Em 2006, o Nós do Morro iniciou sua comemoração de 20 anos com a apresentação de Dois cavaleiros de Verona, em montagem apresentada em Stratford-upon-Avon, a convite da Royal Shakespeare Company. Trata-se de encenação que dialoga com elementos do tropicalismo, reunindo dança, música e acrobacias, num resultado que surpreende não porque os atores são negros e da favela, mas porque são jovens e preparados. Enfatizo este ponto para indicar que o Nós do Morro não comemora seus 20 anos com um teatro “engajado” ou “do oprimido”, nem com um espetáculo que “fala sobre a favela”, mas com uma, digamos, montagem-favela de Shakespeare.

Recentemente, no início de 2006, três desses grupos – AfroReggae, Nós do Morro e CUFA – criaram, juntamente com a organização Observatório de Favelas (um grupo que trabalha com educação e pesquisa, originalmente baseado na favela da Maré), uma instância, um “dispositivo” chamado Favela 4, ou F–4. Trata-se da primeira articulação formal entre essas iniciativas e, segundo José Júnior, resulta de uma ação “política e empresarial”, que procura ligar conceitos, saber e tecnologias sociais.

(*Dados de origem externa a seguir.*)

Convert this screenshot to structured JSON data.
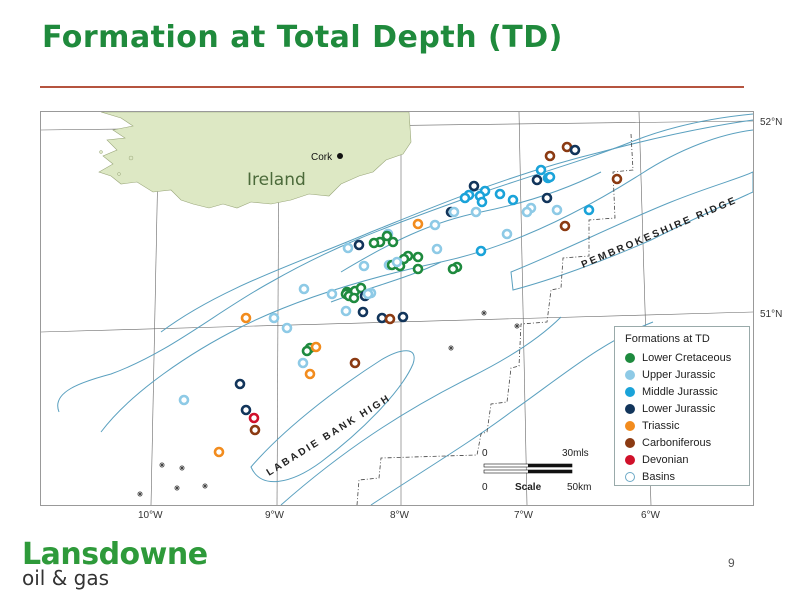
{
  "title": "Formation at Total Depth (TD)",
  "map": {
    "country_label": "Ireland",
    "city_label": "Cork",
    "ridge_label": "PEMBROKESHIRE RIDGE",
    "high_label": "LABADIE BANK HIGH",
    "lat_labels": [
      "52°N",
      "51°N"
    ],
    "lon_labels": [
      "10°W",
      "9°W",
      "8°W",
      "7°W",
      "6°W"
    ]
  },
  "legend": {
    "title": "Formations at TD",
    "items": [
      {
        "label": "Lower Cretaceous",
        "color": "#1e8a3e",
        "icon": "filled-dot"
      },
      {
        "label": "Upper Jurassic",
        "color": "#8ecae6",
        "icon": "filled-dot"
      },
      {
        "label": "Middle Jurassic",
        "color": "#1aa3d9",
        "icon": "filled-dot"
      },
      {
        "label": "Lower Jurassic",
        "color": "#12355b",
        "icon": "filled-dot"
      },
      {
        "label": "Triassic",
        "color": "#f28c1e",
        "icon": "filled-dot"
      },
      {
        "label": "Carboniferous",
        "color": "#8b3a12",
        "icon": "filled-dot"
      },
      {
        "label": "Devonian",
        "color": "#d0102a",
        "icon": "filled-dot"
      },
      {
        "label": "Basins",
        "color": "#6ca9c6",
        "icon": "hollow-circle"
      }
    ]
  },
  "scale": {
    "label": "Scale",
    "top_start": "0",
    "top_end": "30mls",
    "bottom_start": "0",
    "bottom_end": "50km"
  },
  "footer": {
    "logo_main": "Lansdowne",
    "logo_sub": "oil & gas",
    "page_number": "9"
  }
}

Possivelmente essa articulação deverá aprofundar ou potencializar os dilemas ou a tensão entre trabalho social e produção cultural; em torno dela a vida desses grupos – muitas vezes intuitivamente – tem se organizado desde os anos 90. Os próximos anos dirão se serão capazes de sobreviver ocupando com tanta intensidade, como têm feito até aqui, os cadernos de cultura e os cadernos de política dos jornais.

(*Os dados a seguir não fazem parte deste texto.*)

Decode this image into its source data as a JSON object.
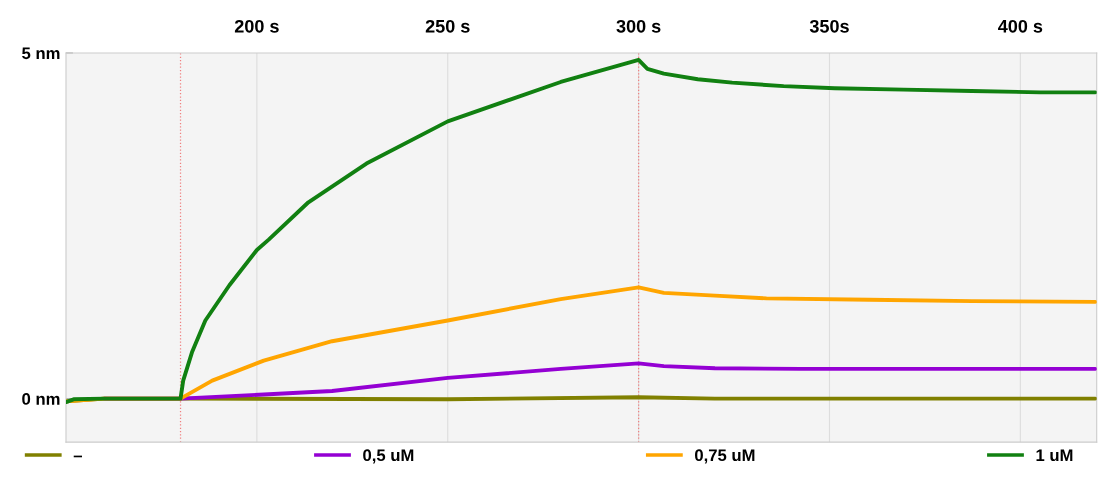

Na minha opinião, engana-se quem imagina que a função ou o “valor” dessas manifestações seja “tirar jovens do tráfico”. Pelo contrário, há milhares de iniciativas que desenvolvem esse papel provavelmente melhor que esses grupos. As novas lideranças políticas surgidas nos anos 90, esses jovens artistas, estão trazendo novidades importantes para a cena cultural. E isto não só porque transportam a periferia para o centro e produzem um discurso, falado na primeira pessoa, sobre a favela – ou porque, pela primeira vez, um movimento político e cultural jovem não corresponde a um acontecimento exclusivo das classes médias – mas também porque têm a função de indicar que não há só marasmo depois dos anos 70.

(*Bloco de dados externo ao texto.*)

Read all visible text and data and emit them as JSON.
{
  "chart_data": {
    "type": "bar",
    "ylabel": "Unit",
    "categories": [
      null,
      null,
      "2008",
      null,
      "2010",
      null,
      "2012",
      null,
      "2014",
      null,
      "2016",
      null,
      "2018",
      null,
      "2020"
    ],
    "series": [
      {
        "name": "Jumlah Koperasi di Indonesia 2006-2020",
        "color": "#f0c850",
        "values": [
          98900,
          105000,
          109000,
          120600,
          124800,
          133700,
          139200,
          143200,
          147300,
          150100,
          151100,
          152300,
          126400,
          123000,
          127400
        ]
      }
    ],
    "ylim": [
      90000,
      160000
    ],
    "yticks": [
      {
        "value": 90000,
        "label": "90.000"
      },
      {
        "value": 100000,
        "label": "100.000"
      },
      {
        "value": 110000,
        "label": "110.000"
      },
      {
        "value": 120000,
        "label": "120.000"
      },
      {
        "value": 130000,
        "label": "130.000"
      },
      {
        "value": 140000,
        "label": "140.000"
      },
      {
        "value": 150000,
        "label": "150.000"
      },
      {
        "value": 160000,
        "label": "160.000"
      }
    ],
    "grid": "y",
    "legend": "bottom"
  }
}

A despeito das restrições desses grupos em relação às drogas, acho que não há nenhuma experiência tão forte atualmente, no Rio de Janeiro, no sentido das “viagens que podem mudar a sua vida”, muitas vezes referidas no contexto da “explosão anárquica do tropicalismo” ou da “opção vitalista de produção alternativa”,28 como a de ir a uma favela à noite para assistir a uma peça do Nós do Morro ou a um show do AfroReggae.

* Silvia Ramos é pesquisadora do Centro de Estudos de Segurança e Cidadania da Universidade Candido Mendes.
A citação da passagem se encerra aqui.